Ce que lance l’administration Obama n’est pas une stratégie que le président est obligé d’autoriser après avoir sous-évalué la menace de l’ÉIIS (selon une vulgate répandue), mais une stratégie construite pendant des années. Comme il a déjà été amplement documenté, les premiers noyaux du futur ÉIIS se forment quand, pour renverser el-Kadhafi en Libye en 2011, l’Otan sous commandement US finance et arme des groupes islamiques qualifiés de terroristes peu de temps auparavant. Après avoir contribué à renverser el-Kadhafi, ils passent en Syrie pour renverser el-Assad. C’est là, en 2013, que naît l’ÉIIS qui reçoit des armes, des financements et des voies de transit d’Arabie saoudite, Qatar, Koweït, Turquie et Jordanie, dans le cadre d’un plan coordonné par la CIA.

John McCain et l’état-major de l’Armée syrienne libre. Au premier plan à gauche, Ibrahim al-Badri, avec lequel le sénateur est en train de discuter. Juste après, le brigadier général Salim Idriss (avec des lunettes).

En mai 2013, un mois après avoir fondé l’ÉIIS, Ibrahim al-Badri —le « calife » aujourd’hui connu sous le nom de bataille de Abu Bakr al-Baghdadi— rencontre en Syrie le sénateur états-unien John McCain, chargé par Obama de mener des opérations secrètes pour le compte du gouvernement. L’ÉIIS lance ensuite l’offensive en Irak, au moment où le gouvernement al-Maliki est en train de prendre ses distances de Washington, et de se rapprocher de la Chine et de la Russie.

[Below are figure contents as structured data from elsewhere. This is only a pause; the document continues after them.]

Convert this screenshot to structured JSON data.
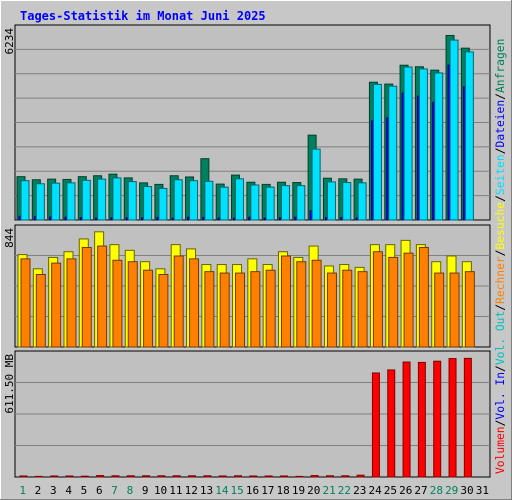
{
  "chart_data": {
    "type": "bar",
    "title": "Tages-Statistik im Monat Juni 2025",
    "categories": [
      "1",
      "2",
      "3",
      "4",
      "5",
      "6",
      "7",
      "8",
      "9",
      "10",
      "11",
      "12",
      "13",
      "14",
      "15",
      "16",
      "17",
      "18",
      "19",
      "20",
      "21",
      "22",
      "23",
      "24",
      "25",
      "26",
      "27",
      "28",
      "29",
      "30",
      "31"
    ],
    "weekend_days": [
      "1",
      "7",
      "8",
      "14",
      "15",
      "21",
      "22",
      "28",
      "29"
    ],
    "panels": [
      {
        "name": "requests",
        "axis_label": "6234",
        "ylim": [
          0,
          6234
        ],
        "series": [
          {
            "name": "Anfragen",
            "color": "#00805c",
            "values": [
              1400,
              1300,
              1320,
              1310,
              1400,
              1430,
              1480,
              1360,
              1200,
              1150,
              1430,
              1390,
              1980,
              1160,
              1450,
              1220,
              1150,
              1220,
              1210,
              2740,
              1350,
              1330,
              1320,
              4450,
              4390,
              5000,
              4950,
              4840,
              5960,
              5550,
              0
            ]
          },
          {
            "name": "Dateien",
            "color": "#0000ff",
            "values": [
              120,
              110,
              100,
              90,
              80,
              60,
              70,
              70,
              70,
              80,
              60,
              90,
              80,
              60,
              60,
              90,
              60,
              70,
              90,
              300,
              80,
              80,
              60,
              3200,
              3300,
              4100,
              4000,
              3800,
              5000,
              4300,
              0
            ]
          },
          {
            "name": "Seiten",
            "color": "#00e0ff",
            "values": [
              1270,
              1170,
              1190,
              1200,
              1280,
              1320,
              1360,
              1240,
              1080,
              1020,
              1300,
              1270,
              1250,
              1060,
              1330,
              1130,
              1060,
              1110,
              1110,
              2290,
              1230,
              1210,
              1200,
              4380,
              4320,
              4940,
              4880,
              4750,
              5810,
              5430,
              0
            ]
          }
        ]
      },
      {
        "name": "visits",
        "axis_label": "844",
        "ylim": [
          0,
          844
        ],
        "series": [
          {
            "name": "Besuche",
            "color": "#ffff00",
            "values": [
              650,
              550,
              630,
              670,
              760,
              810,
              720,
              680,
              600,
              550,
              720,
              690,
              580,
              580,
              580,
              620,
              580,
              670,
              630,
              710,
              570,
              580,
              560,
              720,
              720,
              750,
              720,
              600,
              640,
              600,
              0
            ]
          },
          {
            "name": "Rechner",
            "color": "#ff8000",
            "values": [
              620,
              510,
              590,
              620,
              700,
              710,
              610,
              600,
              540,
              510,
              640,
              620,
              530,
              520,
              520,
              530,
              540,
              640,
              600,
              610,
              520,
              540,
              530,
              670,
              630,
              660,
              700,
              520,
              520,
              530,
              0
            ]
          }
        ]
      },
      {
        "name": "volume",
        "axis_label": "611.50 MB",
        "ylim": [
          0,
          611.5
        ],
        "series": [
          {
            "name": "Vol. Out",
            "color": "#00c0c0",
            "values": [
              0,
              0,
              0,
              0,
              0,
              0,
              0,
              0,
              0,
              0,
              0,
              0,
              0,
              0,
              0,
              0,
              0,
              0,
              0,
              0,
              0,
              0,
              0,
              0,
              0,
              0,
              0,
              0,
              0,
              0,
              0
            ]
          },
          {
            "name": "Vol. In",
            "color": "#0000ff",
            "values": [
              0,
              0,
              0,
              0,
              0,
              0,
              0,
              0,
              0,
              0,
              0,
              0,
              0,
              0,
              0,
              0,
              0,
              0,
              0,
              0,
              0,
              0,
              0,
              0,
              0,
              0,
              0,
              0,
              0,
              0,
              0
            ]
          },
          {
            "name": "Volumen",
            "color": "#ff0000",
            "values": [
              5,
              3,
              5,
              5,
              4,
              7,
              6,
              6,
              6,
              6,
              6,
              6,
              6,
              5,
              6,
              5,
              5,
              5,
              3,
              7,
              6,
              6,
              9,
              513,
              528,
              567,
              565,
              571,
              584,
              585,
              0
            ]
          }
        ]
      }
    ],
    "legend": {
      "placement": "right, vertical",
      "entries": [
        {
          "text": "Volumen",
          "color": "#ff0000"
        },
        {
          "text": "Vol. In",
          "color": "#0000ff"
        },
        {
          "text": "Vol. Out",
          "color": "#00c0c0"
        },
        {
          "text": "Rechner",
          "color": "#ff8000"
        },
        {
          "text": "Besuche",
          "color": "#ffff00"
        },
        {
          "text": "Seiten",
          "color": "#00e0ff"
        },
        {
          "text": "Dateien",
          "color": "#0000ff"
        },
        {
          "text": "Anfragen",
          "color": "#00805c"
        }
      ],
      "separator": "/"
    },
    "grid": true,
    "colors": {
      "background": "#c7c7c7",
      "plot_background": "#c0c0c0",
      "grid": "#808080",
      "title": "#0000ff",
      "weekday_label": "#000000",
      "weekend_label": "#00805c"
    }
  }
}
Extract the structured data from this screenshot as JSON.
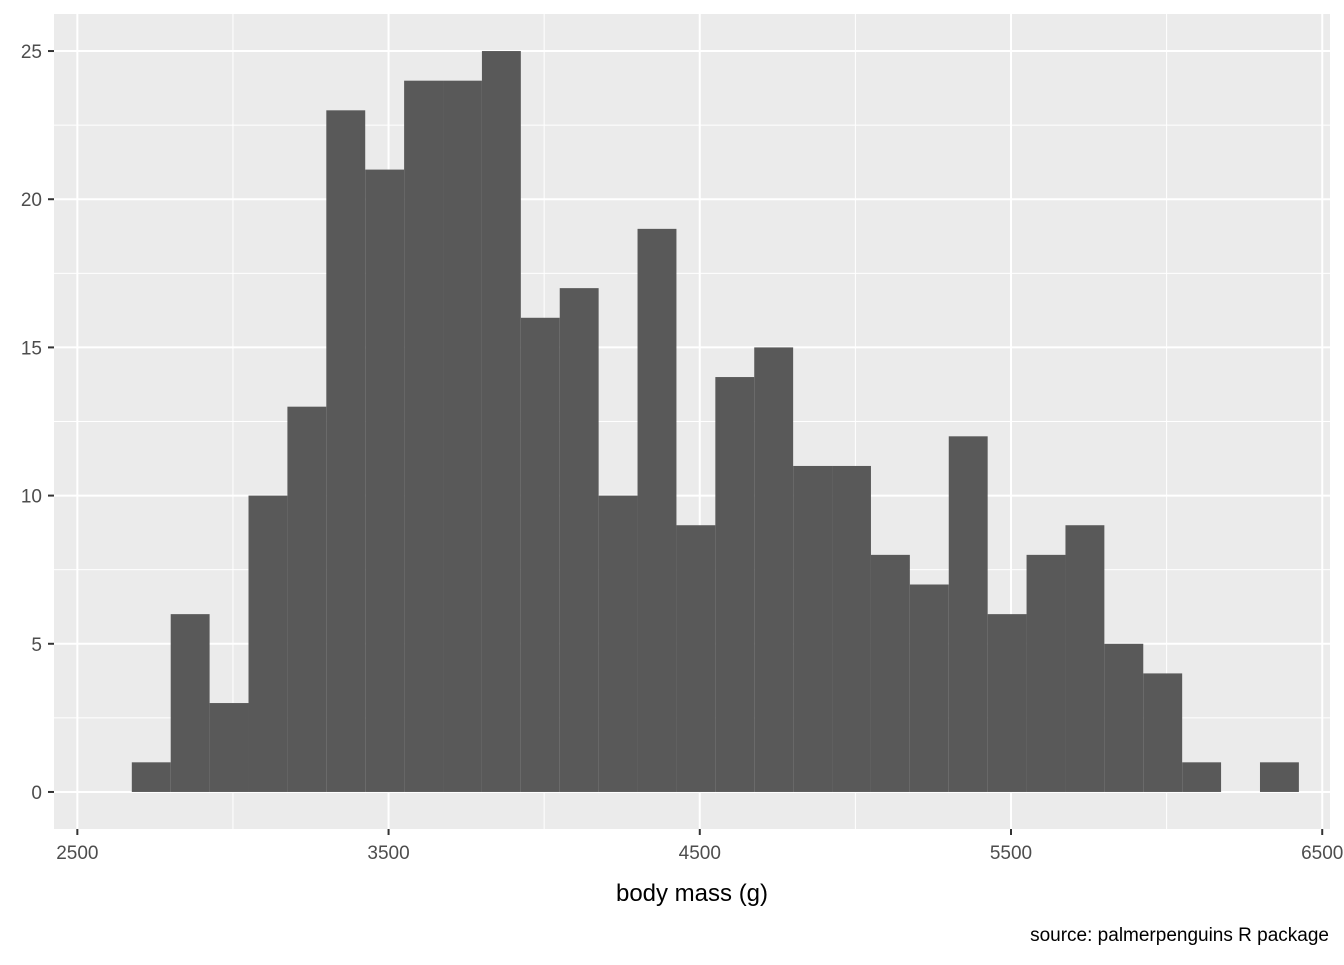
{
  "chart_data": {
    "type": "bar",
    "subtype": "histogram",
    "title": "",
    "xlabel": "body mass (g)",
    "ylabel": "",
    "caption": "source: palmerpenguins R package",
    "xlim": [
      2500,
      6500
    ],
    "ylim": [
      0,
      25
    ],
    "xticks": [
      2500,
      3500,
      4500,
      5500,
      6500
    ],
    "yticks": [
      0,
      5,
      10,
      15,
      20,
      25
    ],
    "bins": [
      {
        "x0": 2675,
        "x1": 2800,
        "count": 1
      },
      {
        "x0": 2800,
        "x1": 2925,
        "count": 6
      },
      {
        "x0": 2925,
        "x1": 3050,
        "count": 3
      },
      {
        "x0": 3050,
        "x1": 3175,
        "count": 10
      },
      {
        "x0": 3175,
        "x1": 3300,
        "count": 13
      },
      {
        "x0": 3300,
        "x1": 3425,
        "count": 23
      },
      {
        "x0": 3425,
        "x1": 3550,
        "count": 21
      },
      {
        "x0": 3550,
        "x1": 3675,
        "count": 24
      },
      {
        "x0": 3675,
        "x1": 3800,
        "count": 24
      },
      {
        "x0": 3800,
        "x1": 3925,
        "count": 25
      },
      {
        "x0": 3925,
        "x1": 4050,
        "count": 16
      },
      {
        "x0": 4050,
        "x1": 4175,
        "count": 17
      },
      {
        "x0": 4175,
        "x1": 4300,
        "count": 10
      },
      {
        "x0": 4300,
        "x1": 4425,
        "count": 19
      },
      {
        "x0": 4425,
        "x1": 4550,
        "count": 9
      },
      {
        "x0": 4550,
        "x1": 4675,
        "count": 14
      },
      {
        "x0": 4675,
        "x1": 4800,
        "count": 15
      },
      {
        "x0": 4800,
        "x1": 4925,
        "count": 11
      },
      {
        "x0": 4925,
        "x1": 5050,
        "count": 11
      },
      {
        "x0": 5050,
        "x1": 5175,
        "count": 8
      },
      {
        "x0": 5175,
        "x1": 5300,
        "count": 7
      },
      {
        "x0": 5300,
        "x1": 5425,
        "count": 12
      },
      {
        "x0": 5425,
        "x1": 5550,
        "count": 6
      },
      {
        "x0": 5550,
        "x1": 5675,
        "count": 8
      },
      {
        "x0": 5675,
        "x1": 5800,
        "count": 9
      },
      {
        "x0": 5800,
        "x1": 5925,
        "count": 5
      },
      {
        "x0": 5925,
        "x1": 6050,
        "count": 4
      },
      {
        "x0": 6050,
        "x1": 6175,
        "count": 1
      },
      {
        "x0": 6175,
        "x1": 6300,
        "count": 0
      },
      {
        "x0": 6300,
        "x1": 6425,
        "count": 1
      }
    ],
    "grid": true,
    "bar_color": "#595959",
    "panel_background": "#ebebeb",
    "grid_color": "#ffffff"
  }
}
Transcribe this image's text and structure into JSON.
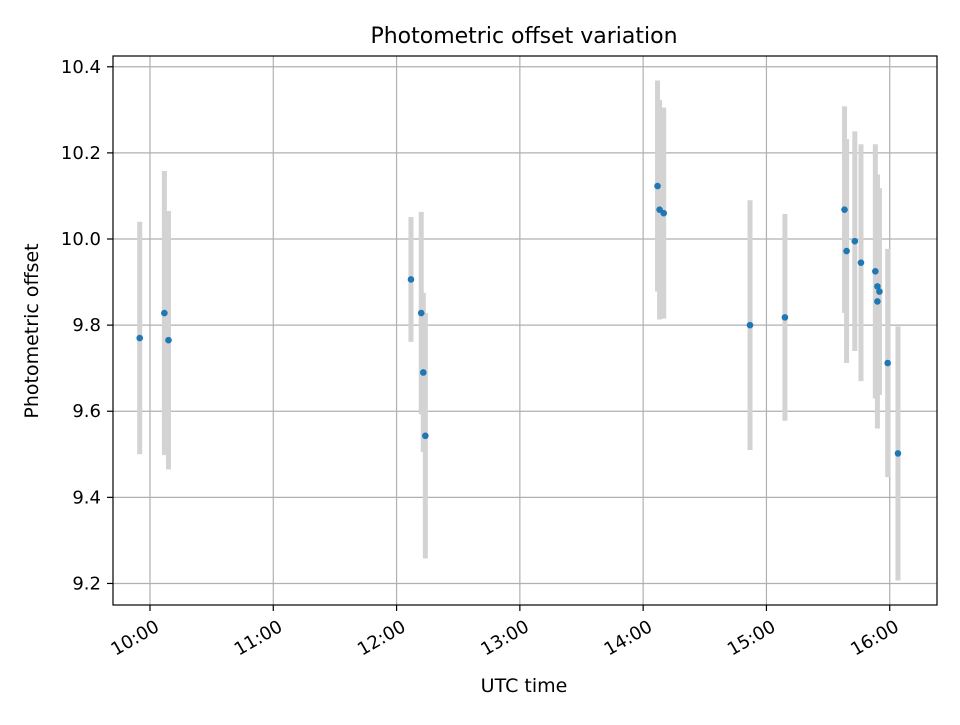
{
  "chart_data": {
    "type": "scatter",
    "title": "Photometric offset variation",
    "xlabel": "UTC time",
    "ylabel": "Photometric offset",
    "x_axis_type": "time",
    "x_ticks": [
      "10:00",
      "11:00",
      "12:00",
      "13:00",
      "14:00",
      "15:00",
      "16:00"
    ],
    "y_ticks": [
      "9.2",
      "9.4",
      "9.6",
      "9.8",
      "10.0",
      "10.2",
      "10.4"
    ],
    "xlim": [
      "09:42",
      "16:23"
    ],
    "ylim": [
      9.15,
      10.425
    ],
    "grid": true,
    "colors": {
      "point": "#1f77b4",
      "errorbar": "#d3d3d3",
      "grid": "#b0b0b0"
    },
    "series": [
      {
        "points": [
          {
            "x": "09:55",
            "y": 9.77,
            "yerr": 0.27
          },
          {
            "x": "10:07",
            "y": 9.828,
            "yerr": 0.33
          },
          {
            "x": "10:09",
            "y": 9.765,
            "yerr": 0.3
          },
          {
            "x": "12:07",
            "y": 9.906,
            "yerr": 0.145
          },
          {
            "x": "12:12",
            "y": 9.828,
            "yerr": 0.235
          },
          {
            "x": "12:13",
            "y": 9.69,
            "yerr": 0.185
          },
          {
            "x": "12:14",
            "y": 9.543,
            "yerr": 0.285
          },
          {
            "x": "14:07",
            "y": 10.123,
            "yerr": 0.245
          },
          {
            "x": "14:08",
            "y": 10.068,
            "yerr": 0.255
          },
          {
            "x": "14:10",
            "y": 10.06,
            "yerr": 0.245
          },
          {
            "x": "14:52",
            "y": 9.8,
            "yerr": 0.29
          },
          {
            "x": "15:09",
            "y": 9.818,
            "yerr": 0.24
          },
          {
            "x": "15:38",
            "y": 10.068,
            "yerr": 0.24
          },
          {
            "x": "15:39",
            "y": 9.972,
            "yerr": 0.26
          },
          {
            "x": "15:43",
            "y": 9.995,
            "yerr": 0.255
          },
          {
            "x": "15:46",
            "y": 9.945,
            "yerr": 0.275
          },
          {
            "x": "15:53",
            "y": 9.925,
            "yerr": 0.295
          },
          {
            "x": "15:54",
            "y": 9.89,
            "yerr": 0.255
          },
          {
            "x": "15:54",
            "y": 9.855,
            "yerr": 0.295
          },
          {
            "x": "15:55",
            "y": 9.878,
            "yerr": 0.24
          },
          {
            "x": "15:59",
            "y": 9.712,
            "yerr": 0.265
          },
          {
            "x": "16:04",
            "y": 9.502,
            "yerr": 0.295
          }
        ]
      }
    ]
  }
}
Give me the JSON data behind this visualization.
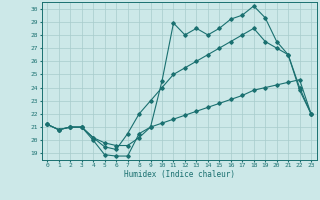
{
  "xlabel": "Humidex (Indice chaleur)",
  "background_color": "#cce8e8",
  "grid_color": "#a8cccc",
  "line_color": "#1a7070",
  "xlim": [
    -0.5,
    23.5
  ],
  "ylim": [
    18.5,
    30.5
  ],
  "yticks": [
    19,
    20,
    21,
    22,
    23,
    24,
    25,
    26,
    27,
    28,
    29,
    30
  ],
  "xticks": [
    0,
    1,
    2,
    3,
    4,
    5,
    6,
    7,
    8,
    9,
    10,
    11,
    12,
    13,
    14,
    15,
    16,
    17,
    18,
    19,
    20,
    21,
    22,
    23
  ],
  "line1_x": [
    0,
    1,
    2,
    3,
    4,
    5,
    6,
    7,
    8,
    9,
    10,
    11,
    12,
    13,
    14,
    15,
    16,
    17,
    18,
    19,
    20,
    21,
    22,
    23
  ],
  "line1_y": [
    21.2,
    20.8,
    21.0,
    21.0,
    20.0,
    18.9,
    18.8,
    18.8,
    20.5,
    21.0,
    24.5,
    28.9,
    28.0,
    28.5,
    28.0,
    28.5,
    29.2,
    29.5,
    30.2,
    29.3,
    27.5,
    26.5,
    23.8,
    22.0
  ],
  "line2_x": [
    0,
    1,
    2,
    3,
    4,
    5,
    6,
    7,
    8,
    9,
    10,
    11,
    12,
    13,
    14,
    15,
    16,
    17,
    18,
    19,
    20,
    21,
    22,
    23
  ],
  "line2_y": [
    21.2,
    20.8,
    21.0,
    21.0,
    20.2,
    19.5,
    19.3,
    20.5,
    22.0,
    23.0,
    24.0,
    25.0,
    25.5,
    26.0,
    26.5,
    27.0,
    27.5,
    28.0,
    28.5,
    27.5,
    27.0,
    26.5,
    24.0,
    22.0
  ],
  "line3_x": [
    0,
    1,
    2,
    3,
    4,
    5,
    6,
    7,
    8,
    9,
    10,
    11,
    12,
    13,
    14,
    15,
    16,
    17,
    18,
    19,
    20,
    21,
    22,
    23
  ],
  "line3_y": [
    21.2,
    20.8,
    21.0,
    21.0,
    20.2,
    19.8,
    19.6,
    19.6,
    20.2,
    21.0,
    21.3,
    21.6,
    21.9,
    22.2,
    22.5,
    22.8,
    23.1,
    23.4,
    23.8,
    24.0,
    24.2,
    24.4,
    24.6,
    22.0
  ]
}
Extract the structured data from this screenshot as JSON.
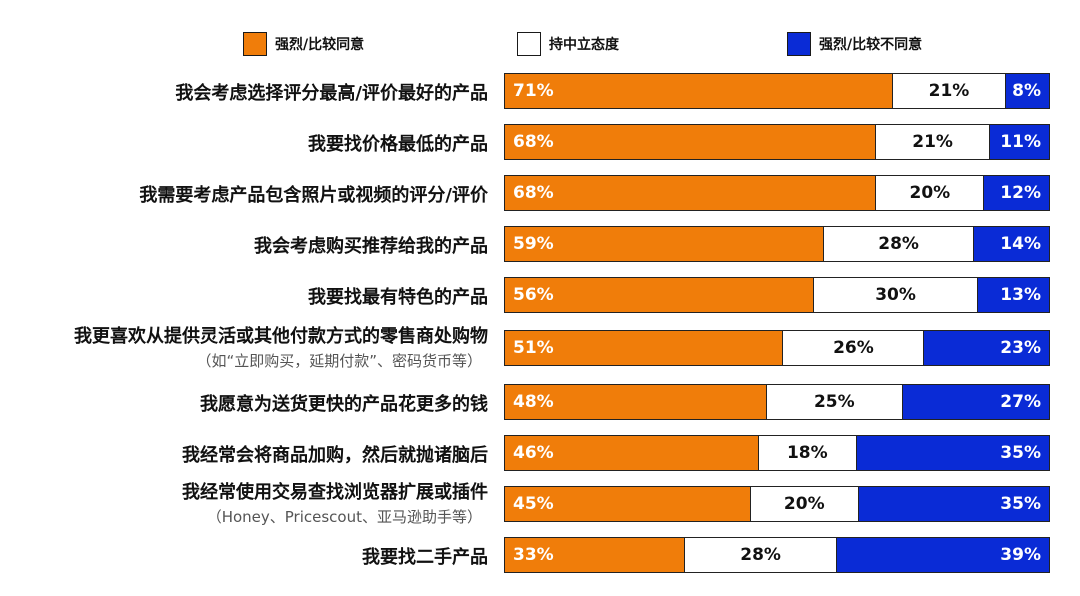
{
  "chart_data": {
    "type": "bar",
    "orientation": "horizontal",
    "stacked": true,
    "normalized": "100%",
    "legend_position": "top",
    "grid": false,
    "xlim": [
      0,
      100
    ],
    "colors": {
      "agree": "#f07d0a",
      "neutral": "#ffffff",
      "disagree": "#0a2bd6"
    },
    "legend": [
      {
        "key": "agree",
        "label": "强烈/比较同意"
      },
      {
        "key": "neutral",
        "label": "持中立态度"
      },
      {
        "key": "disagree",
        "label": "强烈/比较不同意"
      }
    ],
    "categories": [
      {
        "label": "我会考虑选择评分最高/评价最好的产品",
        "sub": ""
      },
      {
        "label": "我要找价格最低的产品",
        "sub": ""
      },
      {
        "label": "我需要考虑产品包含照片或视频的评分/评价",
        "sub": ""
      },
      {
        "label": "我会考虑购买推荐给我的产品",
        "sub": ""
      },
      {
        "label": "我要找最有特色的产品",
        "sub": ""
      },
      {
        "label": "我更喜欢从提供灵活或其他付款方式的零售商处购物",
        "sub": "（如“立即购买，延期付款”、密码货币等）"
      },
      {
        "label": "我愿意为送货更快的产品花更多的钱",
        "sub": ""
      },
      {
        "label": "我经常会将商品加购，然后就抛诸脑后",
        "sub": ""
      },
      {
        "label": "我经常使用交易查找浏览器扩展或插件",
        "sub": "（Honey、Pricescout、亚马逊助手等）"
      },
      {
        "label": "我要找二手产品",
        "sub": ""
      }
    ],
    "series": [
      {
        "key": "agree",
        "name": "强烈/比较同意",
        "values": [
          71,
          68,
          68,
          59,
          56,
          51,
          48,
          46,
          45,
          33
        ],
        "labels": [
          "71%",
          "68%",
          "68%",
          "59%",
          "56%",
          "51%",
          "48%",
          "46%",
          "45%",
          "33%"
        ]
      },
      {
        "key": "neutral",
        "name": "持中立态度",
        "values": [
          21,
          21,
          20,
          28,
          30,
          26,
          25,
          18,
          20,
          28
        ],
        "labels": [
          "21%",
          "21%",
          "20%",
          "28%",
          "30%",
          "26%",
          "25%",
          "18%",
          "20%",
          "28%"
        ]
      },
      {
        "key": "disagree",
        "name": "强烈/比较不同意",
        "values": [
          8,
          11,
          12,
          14,
          13,
          23,
          27,
          35,
          35,
          39
        ],
        "labels": [
          "8%",
          "11%",
          "12%",
          "14%",
          "13%",
          "23%",
          "27%",
          "35%",
          "35%",
          "39%"
        ]
      }
    ]
  }
}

L’objectif réel de la stratégie lancée par Obama est la démolition de la Syrie et la réoccupation de l’Irak. En outre, en engageant les alliés européens (dont l’Italie) sur le nouveau front moyen-oriental et en même temps sur celui oriental contre la Russie , les États-Unis renforcent leur influence sur l’Union européenne, qu’ils ne veulent unie que si elle reste sous leur leadership.

Traduction
M.-A.
Source
Il Manifesto (Italie)

[1Le président Obama a choisi d’appeler l’organisation créée par son administration pour mener un nettoyage ethnique (juridiquement qualifiable de « crime contre l’humanité ») le nom d’« Émirat islamique en Irak et en Syrie ». Or, cette organisation ne s’est jamais faite appeler ainsi, mais successivement « Émirat islamique en Irak et au Levant » (c’est-à-dire en Grande Syrie, comprenant à la fois la Syrie actuelle, mais aussi la Palestine, Israël, la Jordanie, le Liban, l’Irak, ainsi que quelques enclaves turques), puis « Émirat islamique » tout court.